This was revealed by Public Service and Administration Minister Mzamo Buthelezi when he was responding in writing to parliamentary questions from EFF MP Sixolise Gcilishe.

“Information captured on the Personnel Salary System (Persal) as at the end of July 2024 indicates that 288 public servants from national departments and 183 from provincial departments are on paid suspension,” Buthelezi said.

He said 54 employees were suspended for a period of longer than one year.

“The longest period that a public servant has spent while on paid suspension in the 2023/24 financial year is five years.”

Of the 54 civil servants on paid suspension, at least 32 have been suspended for more than a year, and 16 have been on suspension for more than two years.

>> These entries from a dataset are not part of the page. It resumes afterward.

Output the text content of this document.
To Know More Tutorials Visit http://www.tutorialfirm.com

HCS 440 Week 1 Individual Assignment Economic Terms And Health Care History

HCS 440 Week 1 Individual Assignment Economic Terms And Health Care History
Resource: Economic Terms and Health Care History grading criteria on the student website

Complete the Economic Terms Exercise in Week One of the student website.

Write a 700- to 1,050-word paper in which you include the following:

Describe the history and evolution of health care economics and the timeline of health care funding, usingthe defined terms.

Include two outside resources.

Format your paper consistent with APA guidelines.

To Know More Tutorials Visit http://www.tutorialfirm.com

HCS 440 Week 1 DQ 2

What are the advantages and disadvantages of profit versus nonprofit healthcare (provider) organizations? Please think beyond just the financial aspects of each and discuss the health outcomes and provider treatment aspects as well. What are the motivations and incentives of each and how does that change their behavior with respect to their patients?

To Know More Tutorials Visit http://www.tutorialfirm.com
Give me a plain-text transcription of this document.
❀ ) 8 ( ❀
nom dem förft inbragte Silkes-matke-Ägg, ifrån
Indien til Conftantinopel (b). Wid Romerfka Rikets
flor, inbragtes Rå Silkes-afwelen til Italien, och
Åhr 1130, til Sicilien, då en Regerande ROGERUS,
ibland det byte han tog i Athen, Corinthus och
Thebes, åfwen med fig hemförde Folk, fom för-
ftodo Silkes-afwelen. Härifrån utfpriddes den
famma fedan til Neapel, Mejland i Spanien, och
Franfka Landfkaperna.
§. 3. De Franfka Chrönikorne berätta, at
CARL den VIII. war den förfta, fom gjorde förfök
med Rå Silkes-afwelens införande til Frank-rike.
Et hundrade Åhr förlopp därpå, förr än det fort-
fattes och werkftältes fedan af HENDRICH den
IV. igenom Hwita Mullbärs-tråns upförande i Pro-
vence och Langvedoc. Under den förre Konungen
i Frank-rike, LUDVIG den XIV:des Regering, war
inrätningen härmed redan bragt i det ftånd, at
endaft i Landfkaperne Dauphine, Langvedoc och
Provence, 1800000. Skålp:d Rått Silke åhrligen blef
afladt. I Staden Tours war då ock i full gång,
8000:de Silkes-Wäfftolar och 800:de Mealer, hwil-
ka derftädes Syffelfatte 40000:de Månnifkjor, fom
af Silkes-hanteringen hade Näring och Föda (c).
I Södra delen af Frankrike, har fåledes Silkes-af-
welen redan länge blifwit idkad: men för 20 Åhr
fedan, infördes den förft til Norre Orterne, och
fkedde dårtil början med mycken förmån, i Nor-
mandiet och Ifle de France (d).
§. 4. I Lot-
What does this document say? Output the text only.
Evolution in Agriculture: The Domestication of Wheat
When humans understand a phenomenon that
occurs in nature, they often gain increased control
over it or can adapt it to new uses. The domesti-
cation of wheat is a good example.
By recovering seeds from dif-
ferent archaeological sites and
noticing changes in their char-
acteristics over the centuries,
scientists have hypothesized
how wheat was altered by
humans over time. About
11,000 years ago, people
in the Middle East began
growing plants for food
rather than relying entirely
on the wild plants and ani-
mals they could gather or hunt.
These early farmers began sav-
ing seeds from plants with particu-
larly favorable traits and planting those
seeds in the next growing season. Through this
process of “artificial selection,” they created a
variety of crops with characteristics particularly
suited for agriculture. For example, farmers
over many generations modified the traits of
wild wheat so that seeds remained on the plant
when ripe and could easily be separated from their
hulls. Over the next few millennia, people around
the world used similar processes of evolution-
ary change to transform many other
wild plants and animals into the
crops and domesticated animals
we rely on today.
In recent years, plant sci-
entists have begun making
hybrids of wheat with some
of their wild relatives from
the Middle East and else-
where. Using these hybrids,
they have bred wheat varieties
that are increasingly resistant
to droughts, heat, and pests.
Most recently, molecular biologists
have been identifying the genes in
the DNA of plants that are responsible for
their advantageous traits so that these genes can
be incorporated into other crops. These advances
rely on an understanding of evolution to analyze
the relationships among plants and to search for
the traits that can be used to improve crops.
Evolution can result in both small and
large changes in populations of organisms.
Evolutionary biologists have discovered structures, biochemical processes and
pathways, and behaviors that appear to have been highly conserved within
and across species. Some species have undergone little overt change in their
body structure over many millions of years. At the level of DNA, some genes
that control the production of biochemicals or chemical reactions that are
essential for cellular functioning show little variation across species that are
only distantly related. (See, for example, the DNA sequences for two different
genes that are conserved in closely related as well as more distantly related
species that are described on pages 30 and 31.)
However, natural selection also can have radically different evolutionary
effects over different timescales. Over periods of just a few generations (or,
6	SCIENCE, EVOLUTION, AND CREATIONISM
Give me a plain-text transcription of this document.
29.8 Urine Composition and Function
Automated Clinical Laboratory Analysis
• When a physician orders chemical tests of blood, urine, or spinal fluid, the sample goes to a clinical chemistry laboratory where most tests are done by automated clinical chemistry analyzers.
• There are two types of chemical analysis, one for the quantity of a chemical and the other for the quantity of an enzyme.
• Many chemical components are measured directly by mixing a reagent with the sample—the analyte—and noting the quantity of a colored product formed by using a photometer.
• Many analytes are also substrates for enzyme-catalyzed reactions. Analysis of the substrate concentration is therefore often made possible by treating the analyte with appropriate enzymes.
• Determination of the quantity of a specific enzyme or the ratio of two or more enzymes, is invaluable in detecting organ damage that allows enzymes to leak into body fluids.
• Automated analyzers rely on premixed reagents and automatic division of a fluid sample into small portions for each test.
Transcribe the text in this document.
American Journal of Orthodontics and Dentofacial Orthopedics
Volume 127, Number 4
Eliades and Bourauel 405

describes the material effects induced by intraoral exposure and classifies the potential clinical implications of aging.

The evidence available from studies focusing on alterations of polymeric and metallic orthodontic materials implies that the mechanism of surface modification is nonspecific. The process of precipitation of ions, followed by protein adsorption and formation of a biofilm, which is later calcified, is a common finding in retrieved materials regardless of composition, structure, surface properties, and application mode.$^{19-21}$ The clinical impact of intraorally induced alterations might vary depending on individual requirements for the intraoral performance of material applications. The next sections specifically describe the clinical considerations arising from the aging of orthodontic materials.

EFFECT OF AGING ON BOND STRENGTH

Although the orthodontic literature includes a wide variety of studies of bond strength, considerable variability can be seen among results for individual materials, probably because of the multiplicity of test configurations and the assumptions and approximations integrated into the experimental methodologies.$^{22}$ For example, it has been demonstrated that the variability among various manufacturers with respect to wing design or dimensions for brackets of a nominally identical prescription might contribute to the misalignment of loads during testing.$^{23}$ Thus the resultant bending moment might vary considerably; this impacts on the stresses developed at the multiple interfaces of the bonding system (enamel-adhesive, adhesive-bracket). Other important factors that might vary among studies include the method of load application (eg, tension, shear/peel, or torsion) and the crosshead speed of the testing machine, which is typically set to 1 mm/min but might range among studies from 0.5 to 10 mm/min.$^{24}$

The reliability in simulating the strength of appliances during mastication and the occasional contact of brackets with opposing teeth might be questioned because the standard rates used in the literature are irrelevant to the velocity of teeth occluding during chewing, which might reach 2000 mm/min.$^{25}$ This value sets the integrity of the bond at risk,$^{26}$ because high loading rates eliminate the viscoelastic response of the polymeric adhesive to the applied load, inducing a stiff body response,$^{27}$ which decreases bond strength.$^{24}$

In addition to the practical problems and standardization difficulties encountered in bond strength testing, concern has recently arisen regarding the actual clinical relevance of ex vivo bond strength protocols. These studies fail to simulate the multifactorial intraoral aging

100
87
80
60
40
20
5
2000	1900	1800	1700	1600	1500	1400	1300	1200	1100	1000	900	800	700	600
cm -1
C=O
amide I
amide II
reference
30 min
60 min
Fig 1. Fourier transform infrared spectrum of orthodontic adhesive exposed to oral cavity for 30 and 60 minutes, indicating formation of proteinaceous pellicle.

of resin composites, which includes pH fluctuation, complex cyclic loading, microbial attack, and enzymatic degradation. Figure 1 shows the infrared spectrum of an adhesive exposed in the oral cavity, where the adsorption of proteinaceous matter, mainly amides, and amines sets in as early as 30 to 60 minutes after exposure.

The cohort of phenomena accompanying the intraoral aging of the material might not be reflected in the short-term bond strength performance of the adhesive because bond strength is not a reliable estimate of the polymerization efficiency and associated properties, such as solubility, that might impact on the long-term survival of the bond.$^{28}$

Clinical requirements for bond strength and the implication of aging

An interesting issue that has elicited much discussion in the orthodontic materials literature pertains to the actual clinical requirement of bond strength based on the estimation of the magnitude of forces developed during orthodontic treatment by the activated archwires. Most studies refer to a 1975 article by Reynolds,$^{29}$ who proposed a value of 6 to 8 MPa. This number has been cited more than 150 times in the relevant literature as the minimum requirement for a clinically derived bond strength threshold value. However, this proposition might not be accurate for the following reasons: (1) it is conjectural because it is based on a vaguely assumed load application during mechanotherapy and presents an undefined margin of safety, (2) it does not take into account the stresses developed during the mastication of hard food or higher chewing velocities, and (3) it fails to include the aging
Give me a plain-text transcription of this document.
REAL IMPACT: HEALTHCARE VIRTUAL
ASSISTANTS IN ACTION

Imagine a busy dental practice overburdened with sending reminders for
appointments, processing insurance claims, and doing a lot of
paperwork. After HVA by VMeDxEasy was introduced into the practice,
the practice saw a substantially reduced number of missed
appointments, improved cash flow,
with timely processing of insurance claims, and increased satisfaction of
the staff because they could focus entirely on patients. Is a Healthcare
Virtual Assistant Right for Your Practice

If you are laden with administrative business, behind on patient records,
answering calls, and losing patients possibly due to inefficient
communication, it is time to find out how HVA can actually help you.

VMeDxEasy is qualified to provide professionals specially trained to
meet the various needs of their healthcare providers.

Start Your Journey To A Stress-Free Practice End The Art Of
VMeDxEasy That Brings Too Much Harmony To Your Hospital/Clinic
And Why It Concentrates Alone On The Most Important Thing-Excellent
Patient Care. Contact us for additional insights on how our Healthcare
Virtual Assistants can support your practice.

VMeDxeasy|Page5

One has been on suspension for more than three years, four less than five years and one for more than five years.

Buthelezi said cases of civil servants on suspension longer than three years were recorded by the Department of Defence, the Department of Higher Education and Training, the National Prosecuting Authority, the Gauteng Department of Economic Development and Human Settlements as well as the KwaZulu-Natal Department of Education.

The 54 employees on suspension, 17 were from the education sector and eight were from the National Prosecuting Authority (NPA).

Buthelezi explained that the cases in the education sector and NPA were considered complex cases and could not be finalised within the prescribed period.

“In the education sector, cases involving teachers committing sexual transgressions against learners are referred to the Education Labour Relations Council (ELRC) and these teachers cannot be considered for precautionary transfers. The ELRC indicated it has a backlog of cases, which impacts the finalisation of cases,” he said.

“Some of the cases in the NPA involve allegations of corruption, fraud and financial investigations and prosecutors cannot be considered for precautionary transfers. Some of the cases in the NPA were delayed due to attempts to interdict the disciplinary process and by challenging suspensions,” Buthelezi said.

Earlier this month, the minister said his department was taking a new directive for discipline management, including the transfer of suspended officials to other departments or units.

“The department wants to ensure that while every senior and qualified and competent official is undergoing disciplinary processes, they don’t just sit at home on suspension but they are transferred to other departments or units for them to use their skills and qualifications to benefit that unit while they are on suspension,” he said.

Buthelezi said the new directive encouraged timely hearings and precautionary transfers to ensure compliance with applicable timeframes for resolution processes.

The Public Service and Administration Department earlier this month also reported a 53% decrease in long-overdue disciplinary case backlogs, attributed to a pilot project launched late last year.

At the ethics week launch in Pretoria, Salomon Hoogenraad-Vermaak, chief director of the Public Administration Ethics, Integrity, and Disciplinary Technical Assistance Unit, said that by the end of March the department had identified 250 long-standing cases in national departments.

“When we were done, the two people allocated with the work uplifted 133 cases, which is a 53% resolution rate. For provinces, we identified 172 cases that they resolved and they could manage to resolve 40% of their cases,” Hoogenraad-Vermaak said.

He said based on what they had introduced from the beginning of the 2024/25 financial year on case backlogs, there was a definite decrease in registered disciplinary cases on Persal.

“We also found that the suspensions decreased considerably,” Hoogenraad-Vermaak said.